Die größte positive Veränderung im vergangenen Jahr ist die
Fertigstellung der Stationen und der Korridore. Alles ist jetzt viel
geräumiger und heller. Das ganze Krankenhaus wirkt freundlicher, und
alle haben mehr Platz, Mitarbeitende und Patienten. Das Ziel
war ein Meter Abstand zwischen den Betten zu haben. Eines Morgens
kommen wir auf die Station und in der Bettenreihe stehen statt fünf
an einer Seite sechs Betten. Beim Nachfragen sagten die Patienten,
sie wollten nicht so weit voneinander entfernt liegen ... Es bleibt
ein Spagat zwischen medizinisch Sinnvollem und sozialer Nähe. Immer
wieder gibt es eine Diskussion über das Kaffee Trinken und Essen auf
den Stationen in der Mittagsbesuchszeit. Am Schluss gewinnt immer
das Argument, dass die menschlichen Beziehungen für die Heilung
ebenso wichtig sind wie die Medikamente, dass die Tasse Kaffee von
der Dorfnachbarin oder der Verwandtschaft wichtig sind.
Der Trend, was wir uns zum "Mini-Lehr-Krankenhaus" entwickeln, hat
sich verstärkt. Mit vielen ambulanten und stationären Patienten,
Operationen und Geburten sind wir Praktikumsort für drei
Universitäten und zwei Krankenpflegeschulen. So gehören jetzt
Gruppen von Auszubildenden in blendens-weißen Uniformen zum
Alltagsbild des Krankenhauses. Manchmal beklagen sich die Patienten,
vor allem die Schwangeren, über so viele Studenten. Dann gilt es
wieder mit beiden Gruppen zu reden. Ohne Praktikum ist die
Ausbildung schlecht, gleichzeitig gilt es taktvoll und in kleinen
Gruppen mit den Patienten umzugehen ... eine Spannung, die sich
nicht lösen lässt.
Ende des Jahres wird Sr. Antonia Redito, eine philippinische
Mitschwester, ihren 34-jährigen Einsatz in Äthiopien beenden. 25
Jahre davon war sie in Attat tätig, erst als Chriurgin, dann als
Verwaltungsleiterin und die letzten Jahre als Bauleitung bei den
Renovierungsarbeiten. Ein buntes, volles Leben. Die Dankbarkeit
vieler Menschen begleitet sie zurück in ihre Heimat. Ende des Monats
geben unsere 200 Angestellten für sie ein Abschiedsfest mit
Festessen auf Gurage-Art und vielen Sketchen über die Jahre hier.
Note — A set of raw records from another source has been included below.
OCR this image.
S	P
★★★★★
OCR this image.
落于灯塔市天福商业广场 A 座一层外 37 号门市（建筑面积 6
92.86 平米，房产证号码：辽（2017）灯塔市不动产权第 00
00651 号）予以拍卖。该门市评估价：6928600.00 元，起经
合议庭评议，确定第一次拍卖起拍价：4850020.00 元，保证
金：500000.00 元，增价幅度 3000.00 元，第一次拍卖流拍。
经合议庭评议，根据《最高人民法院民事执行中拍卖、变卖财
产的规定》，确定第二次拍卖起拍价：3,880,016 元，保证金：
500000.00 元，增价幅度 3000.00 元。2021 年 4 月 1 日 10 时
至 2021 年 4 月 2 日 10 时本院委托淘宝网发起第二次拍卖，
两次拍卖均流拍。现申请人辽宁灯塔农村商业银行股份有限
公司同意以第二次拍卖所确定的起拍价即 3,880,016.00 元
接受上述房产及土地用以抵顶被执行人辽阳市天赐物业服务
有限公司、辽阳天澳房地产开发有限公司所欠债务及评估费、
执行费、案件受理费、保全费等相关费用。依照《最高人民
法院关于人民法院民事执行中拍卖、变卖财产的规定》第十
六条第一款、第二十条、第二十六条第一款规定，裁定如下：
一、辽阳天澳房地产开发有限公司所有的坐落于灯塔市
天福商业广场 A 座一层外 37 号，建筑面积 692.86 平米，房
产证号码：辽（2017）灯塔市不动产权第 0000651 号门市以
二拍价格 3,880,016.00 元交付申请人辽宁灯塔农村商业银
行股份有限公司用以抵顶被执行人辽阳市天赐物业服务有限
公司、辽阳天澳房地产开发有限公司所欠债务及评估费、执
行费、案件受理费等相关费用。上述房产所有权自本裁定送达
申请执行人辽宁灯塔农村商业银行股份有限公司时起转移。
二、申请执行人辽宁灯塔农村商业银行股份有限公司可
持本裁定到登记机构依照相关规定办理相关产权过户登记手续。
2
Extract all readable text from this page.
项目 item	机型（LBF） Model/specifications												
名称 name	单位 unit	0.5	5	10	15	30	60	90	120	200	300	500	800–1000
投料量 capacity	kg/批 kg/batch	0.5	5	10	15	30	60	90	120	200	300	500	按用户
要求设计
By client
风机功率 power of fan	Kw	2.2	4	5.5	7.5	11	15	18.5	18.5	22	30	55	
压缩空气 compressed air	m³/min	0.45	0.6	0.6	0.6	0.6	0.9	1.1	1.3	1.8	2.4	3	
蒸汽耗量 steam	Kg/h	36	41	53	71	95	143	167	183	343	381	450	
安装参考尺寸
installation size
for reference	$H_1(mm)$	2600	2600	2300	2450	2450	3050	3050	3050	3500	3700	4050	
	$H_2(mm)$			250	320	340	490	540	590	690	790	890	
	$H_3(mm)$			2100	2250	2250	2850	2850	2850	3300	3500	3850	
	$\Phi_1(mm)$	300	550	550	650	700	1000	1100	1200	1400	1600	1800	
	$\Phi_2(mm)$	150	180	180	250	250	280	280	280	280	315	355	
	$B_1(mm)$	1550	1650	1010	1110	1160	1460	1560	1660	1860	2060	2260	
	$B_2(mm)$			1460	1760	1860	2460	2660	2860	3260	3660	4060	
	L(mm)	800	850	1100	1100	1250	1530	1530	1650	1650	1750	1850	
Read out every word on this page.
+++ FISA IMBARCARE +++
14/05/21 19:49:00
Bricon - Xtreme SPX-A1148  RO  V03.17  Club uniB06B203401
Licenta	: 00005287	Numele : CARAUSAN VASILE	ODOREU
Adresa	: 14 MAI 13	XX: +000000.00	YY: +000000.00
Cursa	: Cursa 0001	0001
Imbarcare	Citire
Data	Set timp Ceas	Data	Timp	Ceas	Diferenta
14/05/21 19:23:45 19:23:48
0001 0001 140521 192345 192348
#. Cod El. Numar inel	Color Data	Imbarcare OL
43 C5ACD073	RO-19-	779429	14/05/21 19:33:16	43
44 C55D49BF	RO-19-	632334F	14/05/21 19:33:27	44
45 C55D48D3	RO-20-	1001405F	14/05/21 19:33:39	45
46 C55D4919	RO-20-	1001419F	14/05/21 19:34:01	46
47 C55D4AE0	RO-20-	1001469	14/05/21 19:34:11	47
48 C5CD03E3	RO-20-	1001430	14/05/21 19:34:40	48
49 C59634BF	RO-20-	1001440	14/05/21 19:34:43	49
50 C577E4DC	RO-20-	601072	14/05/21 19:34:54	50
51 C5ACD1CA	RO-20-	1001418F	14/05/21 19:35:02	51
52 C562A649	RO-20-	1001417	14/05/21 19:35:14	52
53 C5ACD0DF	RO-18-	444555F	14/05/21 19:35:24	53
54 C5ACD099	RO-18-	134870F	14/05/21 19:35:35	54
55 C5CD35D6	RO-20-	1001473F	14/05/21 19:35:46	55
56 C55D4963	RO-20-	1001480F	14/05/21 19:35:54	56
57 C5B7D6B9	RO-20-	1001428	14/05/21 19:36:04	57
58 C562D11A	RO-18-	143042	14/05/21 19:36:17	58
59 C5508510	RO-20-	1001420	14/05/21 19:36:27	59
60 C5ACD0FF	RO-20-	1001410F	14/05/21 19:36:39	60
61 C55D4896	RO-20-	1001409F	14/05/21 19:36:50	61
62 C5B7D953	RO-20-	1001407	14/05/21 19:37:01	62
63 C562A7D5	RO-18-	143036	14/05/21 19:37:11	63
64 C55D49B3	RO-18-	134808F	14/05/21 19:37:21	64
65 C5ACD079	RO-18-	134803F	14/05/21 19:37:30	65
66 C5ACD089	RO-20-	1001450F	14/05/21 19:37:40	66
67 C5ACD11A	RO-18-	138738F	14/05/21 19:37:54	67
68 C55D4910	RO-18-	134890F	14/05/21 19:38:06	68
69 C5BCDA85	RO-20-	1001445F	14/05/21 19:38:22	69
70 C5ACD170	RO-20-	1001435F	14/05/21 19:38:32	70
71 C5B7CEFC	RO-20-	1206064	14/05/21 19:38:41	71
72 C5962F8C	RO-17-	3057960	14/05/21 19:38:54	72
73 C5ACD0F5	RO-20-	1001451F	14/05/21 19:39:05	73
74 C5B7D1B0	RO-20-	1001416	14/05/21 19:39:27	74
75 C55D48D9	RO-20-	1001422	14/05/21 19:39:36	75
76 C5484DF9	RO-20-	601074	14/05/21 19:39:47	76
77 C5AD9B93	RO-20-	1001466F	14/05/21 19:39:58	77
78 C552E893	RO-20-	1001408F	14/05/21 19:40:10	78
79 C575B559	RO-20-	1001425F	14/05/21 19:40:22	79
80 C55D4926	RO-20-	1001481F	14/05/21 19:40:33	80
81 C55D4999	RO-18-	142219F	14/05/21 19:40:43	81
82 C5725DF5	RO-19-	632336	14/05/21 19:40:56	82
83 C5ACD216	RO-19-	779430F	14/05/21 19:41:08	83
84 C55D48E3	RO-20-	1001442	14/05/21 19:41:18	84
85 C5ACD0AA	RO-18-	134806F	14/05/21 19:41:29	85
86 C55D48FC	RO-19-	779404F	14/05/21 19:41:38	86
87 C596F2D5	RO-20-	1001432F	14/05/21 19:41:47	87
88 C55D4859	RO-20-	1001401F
Ebenfalls wird Ato Demeke, nach 28 Jahren Leitung des
Vorsorgeprogramms (Public Health), in den verdienten Ruhestand
gehen.
Beim Blick ins neue Jahr hoffen wir, dass sich Sr. Senait Mengesha,
als eine weitere äthiopische Mitschwester, zu unserer
Lebensgemeinschaft dazugesellt. Sie wird Sr. Inge unterstützen und
sich im Bereich des Vorsorge- und Frauenprogramms engagieren.
Das Universitätskrankenhaus, sieben Kilometer von uns entfernt, ist
immer noch nicht eröffnet. So wissen wir noch nicht wie es unsere
Arbeit beeinflussen wird. Warten wir ab. Von der Regierung wurde uns
eine Teerstraße bis zum Krankenhaus versprochen ... wir sind
gespannt ... aber einige Vermessungstechniker wurden schon
gesichtet.
Gerne erneuern wir unser Versprechen, die Anliegen unserer
Unterstützer im täglichen Gebet vor Gott zu bringen. Gott ist der
Geber alles Guten und unser Heiland, der Menschenwege gegangen ist
und mit uns unterwegs bleibt. Gesegnete Weihnachten, Vertrauen und
Zuversicht für den Weg durchs Neue Jahr wünschen
Ihre Missionsärztlichen Schwestern aus Attat.